Much as Bishop wanted to hear that the sort of ache inside of him, the telltale tinge like a phantom limb or something -- reminding him that he was missing something, or someone in his life -- would one day just clear up. What Vic was saying made more sense. Hell, on some level he had dealt with this once before when he and Willa had parted ways. Losing Teagan was different though, it held more mystery and that lingering feeling that maybe she was out there someone.
But if she was, Bishop had to believe she would have come home by now. If not for him, than for their boys.
“Fuck, you know stepping into the role of President offered a way to ignore this for awhile,” Bishop confessed, knowing he had used it as a way to compartmentalize and shove his personal feelings to the back burner. “That shit was fucking easier to deal with than trying to sort out my feelings,” he paused. “It was just talking with the women at the bar, and yet I ain't sure if it’ll look like I’m moving on too soon…” Or if people might view him as heartless for pushing past his loss already.

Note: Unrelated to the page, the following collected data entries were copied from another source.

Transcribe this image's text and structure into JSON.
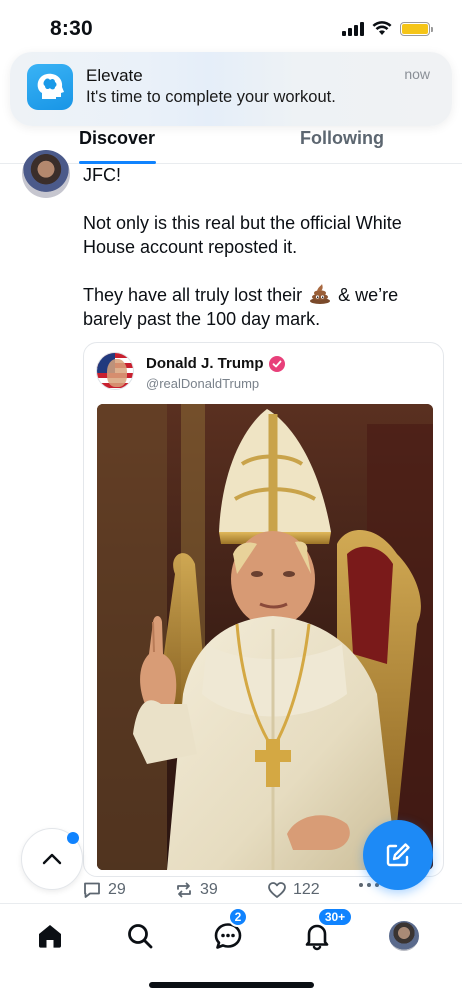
{
  "status_bar": {
    "time": "8:30"
  },
  "notification": {
    "app_name": "Elevate",
    "message": "It's time to complete your workout.",
    "time": "now"
  },
  "tabs": [
    {
      "label": "Discover",
      "active": true
    },
    {
      "label": "Following",
      "active": false
    }
  ],
  "post": {
    "paragraphs": [
      "JFC!",
      "Not only is this real but the official White House account reposted it.",
      "They have all truly lost their",
      "& we’re barely past the 100 day mark."
    ],
    "emoji_name": "poop-emoji",
    "embed": {
      "author_name": "Donald J. Trump",
      "author_handle": "@realDonaldTrump",
      "verified": true
    },
    "stats": {
      "replies": "29",
      "reposts": "39",
      "likes": "122"
    }
  },
  "bottom_nav": {
    "items": [
      {
        "name": "home",
        "active": true
      },
      {
        "name": "search"
      },
      {
        "name": "chat",
        "badge": "2"
      },
      {
        "name": "notifications",
        "badge": "30+"
      },
      {
        "name": "profile"
      }
    ]
  },
  "colors": {
    "accent": "#1083fe",
    "compose_button": "#1d8af6",
    "verified_badge": "#e8407a",
    "notification_icon": "#1895e6"
  }
}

Bishop met Vic’s gaze, his expression serious and his blue eyes held a confusion in them that he would have been hard pressed to let anyone but someone he trusted as much as Vic to see. “I ain’t ever going to forget her,” he took another pause. “But, I feel her absence less acutely each day,” Bishop had never been a man who dwelled on things, he had always been practical and wallowing in loss had never made sense to him. “Not like she’s fading, just, more like I’ve gotten real used to that emptiness of where she used to be.”
And in those last few words Bishop realized subconsciously he had already begun to allow himself to move on, to feel the loss, but also continue to live.
“How did you know?” There was a beat before Bishop added. “I mean that Marina was that woman you wanted to try something new with?”